One of the things it would have done is to make it difficult to obtain heritage seeds that had never been seriously commercialised by the agricultural and horticultural industries.

But we now need to wait to see what modified legislation is proposed.

  2. Ensure that you have sheltered places for enjoying the winter sun as it has been recently determined that many persons are seriously undernourished in Vitamin D, in fact by up to 90 per cent if following currently the widely recommended daily amounts, RDA.

The magazine WDDTY suggests that regular short sunbathes without suntan lotion appear to be the best way of regularly topping up Vitamin D reserves.

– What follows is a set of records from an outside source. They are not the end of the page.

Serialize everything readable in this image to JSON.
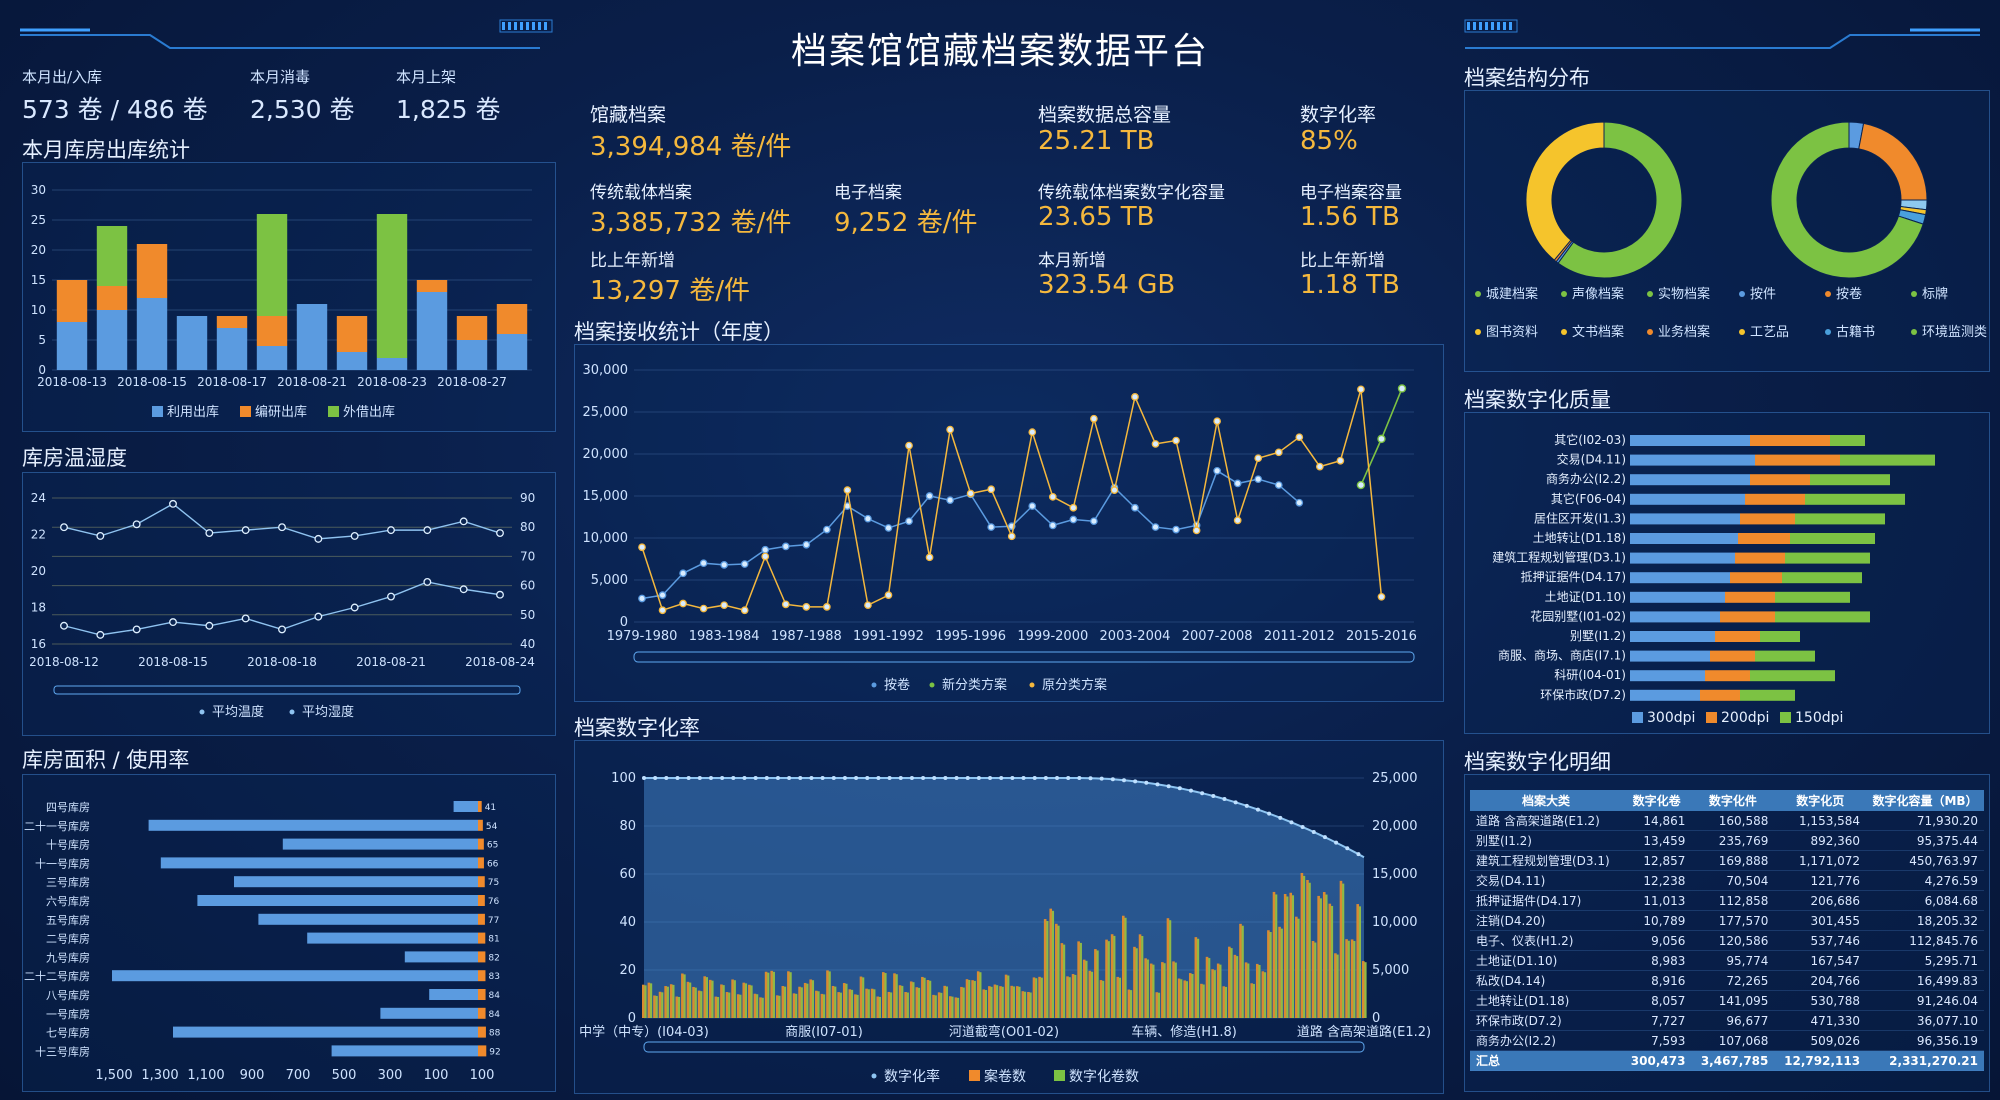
{
  "title": "档案馆馆藏档案数据平台",
  "top_left": {
    "stats": [
      {
        "label": "本月出/入库",
        "value": "573 卷 / 486 卷"
      },
      {
        "label": "本月消毒",
        "value": "2,530 卷"
      },
      {
        "label": "本月上架",
        "value": "1,825 卷"
      }
    ]
  },
  "kpis": {
    "collection": {
      "label": "馆藏档案",
      "value": "3,394,984 卷/件"
    },
    "total_capacity": {
      "label": "档案数据总容量",
      "value": "25.21 TB"
    },
    "digital_rate": {
      "label": "数字化率",
      "value": "85%"
    },
    "traditional": {
      "label": "传统载体档案",
      "value": "3,385,732 卷/件"
    },
    "electronic": {
      "label": "电子档案",
      "value": "9,252 卷/件"
    },
    "trad_digital_cap": {
      "label": "传统载体档案数字化容量",
      "value": "23.65 TB"
    },
    "electronic_cap": {
      "label": "电子档案容量",
      "value": "1.56 TB"
    },
    "yoy_new": {
      "label": "比上年新增",
      "value": "13,297 卷/件"
    },
    "month_new": {
      "label": "本月新增",
      "value": "323.54 GB"
    },
    "yoy_new_cap": {
      "label": "比上年新增",
      "value": "1.18 TB"
    }
  },
  "sections": {
    "warehouse_out": "本月库房出库统计",
    "temp_humidity": "库房温湿度",
    "area_usage": "库房面积 / 使用率",
    "receive_stats": "档案接收统计（年度）",
    "digital_rate": "档案数字化率",
    "structure": "档案结构分布",
    "quality": "档案数字化质量",
    "detail": "档案数字化明细"
  },
  "colors": {
    "blue": "#5b9be0",
    "orange": "#f08a2c",
    "green": "#7cc243",
    "yellow": "#f5b83d",
    "kpi": "#f5b83d"
  },
  "chart_data": [
    {
      "id": "warehouse_out",
      "type": "bar",
      "stacked": true,
      "categories": [
        "2018-08-13",
        "2018-08-14",
        "2018-08-15",
        "2018-08-16",
        "2018-08-17",
        "2018-08-18",
        "2018-08-21",
        "2018-08-22",
        "2018-08-23",
        "2018-08-24",
        "2018-08-27",
        "2018-08-28"
      ],
      "tick_labels": [
        "2018-08-13",
        "2018-08-15",
        "2018-08-17",
        "2018-08-21",
        "2018-08-23",
        "2018-08-27"
      ],
      "series": [
        {
          "name": "利用出库",
          "color": "#5b9be0",
          "values": [
            8,
            10,
            12,
            9,
            7,
            4,
            11,
            3,
            2,
            13,
            5,
            6
          ]
        },
        {
          "name": "编研出库",
          "color": "#f08a2c",
          "values": [
            7,
            4,
            9,
            0,
            2,
            5,
            0,
            6,
            0,
            2,
            4,
            5
          ]
        },
        {
          "name": "外借出库",
          "color": "#7cc243",
          "values": [
            0,
            10,
            0,
            0,
            0,
            17,
            0,
            0,
            24,
            0,
            0,
            0
          ]
        }
      ],
      "ylim": [
        0,
        30
      ],
      "yticks": [
        0,
        5,
        10,
        15,
        20,
        25,
        30
      ]
    },
    {
      "id": "temp_humidity",
      "type": "line",
      "x_tick_labels": [
        "2018-08-12",
        "2018-08-15",
        "2018-08-18",
        "2018-08-21",
        "2018-08-24"
      ],
      "series": [
        {
          "name": "平均温度",
          "axis": "left",
          "values": [
            17,
            16.5,
            16.8,
            17.2,
            17,
            17.4,
            16.8,
            17.5,
            18,
            18.6,
            19.4,
            19,
            18.7
          ]
        },
        {
          "name": "平均湿度",
          "axis": "right",
          "values": [
            80,
            77,
            81,
            88,
            78,
            79,
            80,
            76,
            77,
            79,
            79,
            82,
            78
          ]
        }
      ],
      "ylim_left": [
        16,
        24
      ],
      "yticks_left": [
        16,
        18,
        20,
        22,
        24
      ],
      "ylim_right": [
        40,
        90
      ],
      "yticks_right": [
        40,
        50,
        60,
        70,
        80,
        90
      ]
    },
    {
      "id": "area_usage",
      "type": "bar",
      "orientation": "horizontal",
      "categories": [
        "四号库房",
        "二十一号库房",
        "十号库房",
        "十一号库房",
        "三号库房",
        "六号库房",
        "五号库房",
        "二号库房",
        "九号库房",
        "二十二号库房",
        "八号库房",
        "一号库房",
        "七号库房",
        "十三号库房"
      ],
      "series": [
        {
          "name": "库房面积（㎡）",
          "color": "#5b9be0",
          "values": [
            100,
            1350,
            800,
            1300,
            1000,
            1150,
            900,
            700,
            300,
            1500,
            200,
            400,
            1250,
            600
          ]
        },
        {
          "name": "使用率（%）",
          "color": "#f08a2c",
          "values": [
            41,
            54,
            65,
            66,
            75,
            76,
            77,
            81,
            82,
            83,
            84,
            84,
            88,
            92
          ]
        }
      ],
      "xticks": [
        "1,500",
        "1,300",
        "1,100",
        "900",
        "700",
        "500",
        "300",
        "100",
        "100"
      ]
    },
    {
      "id": "receive_stats",
      "type": "line",
      "x_tick_labels": [
        "1979-1980",
        "1983-1984",
        "1987-1988",
        "1991-1992",
        "1995-1996",
        "1999-2000",
        "2003-2004",
        "2007-2008",
        "2011-2012",
        "2015-2016"
      ],
      "series": [
        {
          "name": "按卷",
          "color": "#5b9be0",
          "values": [
            2800,
            3200,
            5800,
            7000,
            6800,
            6900,
            8600,
            9000,
            9200,
            11000,
            13800,
            12300,
            11200,
            12000,
            15000,
            14500,
            15200,
            11300,
            11400,
            13800,
            11500,
            12200,
            12000,
            16000,
            13600,
            11300,
            11000,
            11500,
            18000,
            16500,
            17000,
            16300,
            14200
          ]
        },
        {
          "name": "新分类方案",
          "color": "#7cc243",
          "values": [
            null,
            null,
            null,
            null,
            null,
            null,
            null,
            null,
            null,
            null,
            null,
            null,
            null,
            null,
            null,
            null,
            null,
            null,
            null,
            null,
            null,
            null,
            null,
            null,
            null,
            null,
            null,
            null,
            null,
            null,
            null,
            null,
            null,
            null,
            null,
            null,
            null,
            null,
            null,
            16300,
            21800,
            27800
          ]
        },
        {
          "name": "原分类方案",
          "color": "#f5b83d",
          "values": [
            8900,
            1400,
            2200,
            1600,
            2000,
            1400,
            7800,
            2100,
            1800,
            1800,
            15700,
            2000,
            3200,
            21000,
            7700,
            22900,
            15300,
            15800,
            10200,
            22600,
            14900,
            13600,
            24200,
            15700,
            26800,
            21200,
            21600,
            10900,
            23900,
            12100,
            19500,
            20200,
            22000,
            18500,
            19200,
            27700,
            3000
          ]
        }
      ],
      "ylim": [
        0,
        30000
      ],
      "yticks": [
        "0",
        "5,000",
        "10,000",
        "15,000",
        "20,000",
        "25,000",
        "30,000"
      ]
    },
    {
      "id": "digital_rate",
      "type": "bar",
      "x_tick_labels": [
        "中学（中专）(I04-03)",
        "商服(I07-01)",
        "河道截弯(O01-02)",
        "车辆、修造(H1.8)",
        "道路 含高架道路(E1.2)"
      ],
      "series": [
        {
          "name": "数字化率",
          "color": "#5b9be0"
        },
        {
          "name": "案卷数",
          "color": "#f08a2c"
        },
        {
          "name": "数字化卷数",
          "color": "#7cc243"
        }
      ],
      "ylim_left": [
        0,
        100
      ],
      "yticks_left": [
        0,
        20,
        40,
        60,
        80,
        100
      ],
      "ylim_right": [
        0,
        25000
      ],
      "yticks_right": [
        "0",
        "5,000",
        "10,000",
        "15,000",
        "20,000",
        "25,000"
      ]
    },
    {
      "id": "structure",
      "type": "pie",
      "donuts": [
        {
          "slices": [
            {
              "name": "城建档案",
              "value": 60,
              "color": "#7cc243"
            },
            {
              "name": "声像档案",
              "value": 0.5,
              "color": "#5b9be0"
            },
            {
              "name": "实物档案",
              "value": 0.5,
              "color": "#f08a2c"
            },
            {
              "name": "图书资料",
              "value": 39,
              "color": "#f5c42c"
            }
          ]
        },
        {
          "slices": [
            {
              "name": "按件",
              "value": 3,
              "color": "#5b9be0"
            },
            {
              "name": "按卷",
              "value": 22,
              "color": "#f08a2c"
            },
            {
              "name": "标牌",
              "value": 2,
              "color": "#8ec9ee"
            },
            {
              "name": "工艺品",
              "value": 1,
              "color": "#f5c42c"
            },
            {
              "name": "古籍书",
              "value": 2,
              "color": "#4aa0dc"
            },
            {
              "name": "环境监测类",
              "value": 70,
              "color": "#7cc243"
            }
          ]
        }
      ],
      "legend_left": [
        "城建档案",
        "声像档案",
        "实物档案",
        "图书资料",
        "文书档案",
        "业务档案"
      ],
      "legend_right": [
        "按件",
        "按卷",
        "标牌",
        "工艺品",
        "古籍书",
        "环境监测类"
      ]
    },
    {
      "id": "quality",
      "type": "bar",
      "orientation": "horizontal",
      "stacked": true,
      "categories": [
        "其它(I02-03)",
        "交易(D4.11)",
        "商务办公(I2.2)",
        "其它(F06-04)",
        "居住区开发(I1.3)",
        "土地转让(D1.18)",
        "建筑工程规划管理(D3.1)",
        "抵押证据件(D4.17)",
        "土地证(D1.10)",
        "花园别墅(I01-02)",
        "别墅(I1.2)",
        "商服、商场、商店(I7.1)",
        "科研(I04-01)",
        "环保市政(D7.2)"
      ],
      "series": [
        {
          "name": "300dpi",
          "color": "#5b9be0",
          "values": [
            120,
            125,
            120,
            115,
            110,
            108,
            105,
            100,
            95,
            90,
            85,
            80,
            75,
            70
          ]
        },
        {
          "name": "200dpi",
          "color": "#f08a2c",
          "values": [
            80,
            85,
            60,
            60,
            55,
            52,
            50,
            52,
            50,
            55,
            45,
            45,
            45,
            40
          ]
        },
        {
          "name": "150dpi",
          "color": "#7cc243",
          "values": [
            35,
            95,
            80,
            100,
            90,
            85,
            85,
            80,
            75,
            95,
            40,
            60,
            85,
            55
          ]
        }
      ]
    }
  ],
  "detail_table": {
    "headers": [
      "档案大类",
      "数字化卷",
      "数字化件",
      "数字化页",
      "数字化容量（MB）"
    ],
    "rows": [
      [
        "道路 含高架道路(E1.2)",
        "14,861",
        "160,588",
        "1,153,584",
        "71,930.20"
      ],
      [
        "别墅(I1.2)",
        "13,459",
        "235,769",
        "892,360",
        "95,375.44"
      ],
      [
        "建筑工程规划管理(D3.1)",
        "12,857",
        "169,888",
        "1,171,072",
        "450,763.97"
      ],
      [
        "交易(D4.11)",
        "12,238",
        "70,504",
        "121,776",
        "4,276.59"
      ],
      [
        "抵押证据件(D4.17)",
        "11,013",
        "112,858",
        "206,686",
        "6,084.68"
      ],
      [
        "注销(D4.20)",
        "10,789",
        "177,570",
        "301,455",
        "18,205.32"
      ],
      [
        "电子、仪表(H1.2)",
        "9,056",
        "120,586",
        "537,746",
        "112,845.76"
      ],
      [
        "土地证(D1.10)",
        "8,983",
        "95,774",
        "167,547",
        "5,295.71"
      ],
      [
        "私改(D4.14)",
        "8,916",
        "72,265",
        "204,766",
        "16,499.83"
      ],
      [
        "土地转让(D1.18)",
        "8,057",
        "141,095",
        "530,788",
        "91,246.04"
      ],
      [
        "环保市政(D7.2)",
        "7,727",
        "96,677",
        "471,330",
        "36,077.10"
      ],
      [
        "商务办公(I2.2)",
        "7,593",
        "107,068",
        "509,026",
        "96,356.19"
      ]
    ],
    "total": [
      "汇总",
      "300,473",
      "3,467,785",
      "12,792,113",
      "2,331,270.21"
    ]
  }
}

  3. A recent press statement suggested that since some sectors of the agricultural industry in Spain make a profit EU grant aided support to Spain will be reduced.

This could lead to a further contraction in the availability of a diversity of healthy freshly harvested ecologically produced vegetables and herbs to the general public.

So the message continues to be grow your own.

Nothing has really changed since we were stimulated to write the two best selling books ‘Growing healthy fruit in Spain’ and ‘Growing healthy vegetables in Spain’ some 15 years ago.

  4. A recent report ‘Organic versus non-organic’ sponsored by the Soil Association, one of the most important licensing organisations for organic agriculture, concludes that organically grown produce contains a greater percentage of beneficial antioxidants and lower levels of undesirable cadmium (an undesirable heavy metal) and pesticide residues and are therefore of a higher nutritional value.

So again, if you are concerned about the way your food is grown, processed, transported, stored and displayed for sale consider growing some of your own alone or in cooperation with neighbours or other members of the family, as used to happen widely in Spain.

Due to the absence of organic produce in local wholesale markets our local green grocer has started to grow organic vegetables for sale in his store and for his brother’s Michelin Star restaurants.

Interestingly Raymond Blanc who grows several acres of vegetables and herbs for the kitchen of his renowned and extremely expensive Belmond Le Manoir aux Quatre Saisons Restaurant in Oxfordshire is a vice president of the Garden Organic organisation (originally the HDRA organisation).

I hope that some of this up-to-date information is of interest and use to you.

Also that your garden is both colourful and productive for what I hope is a sunny Easter.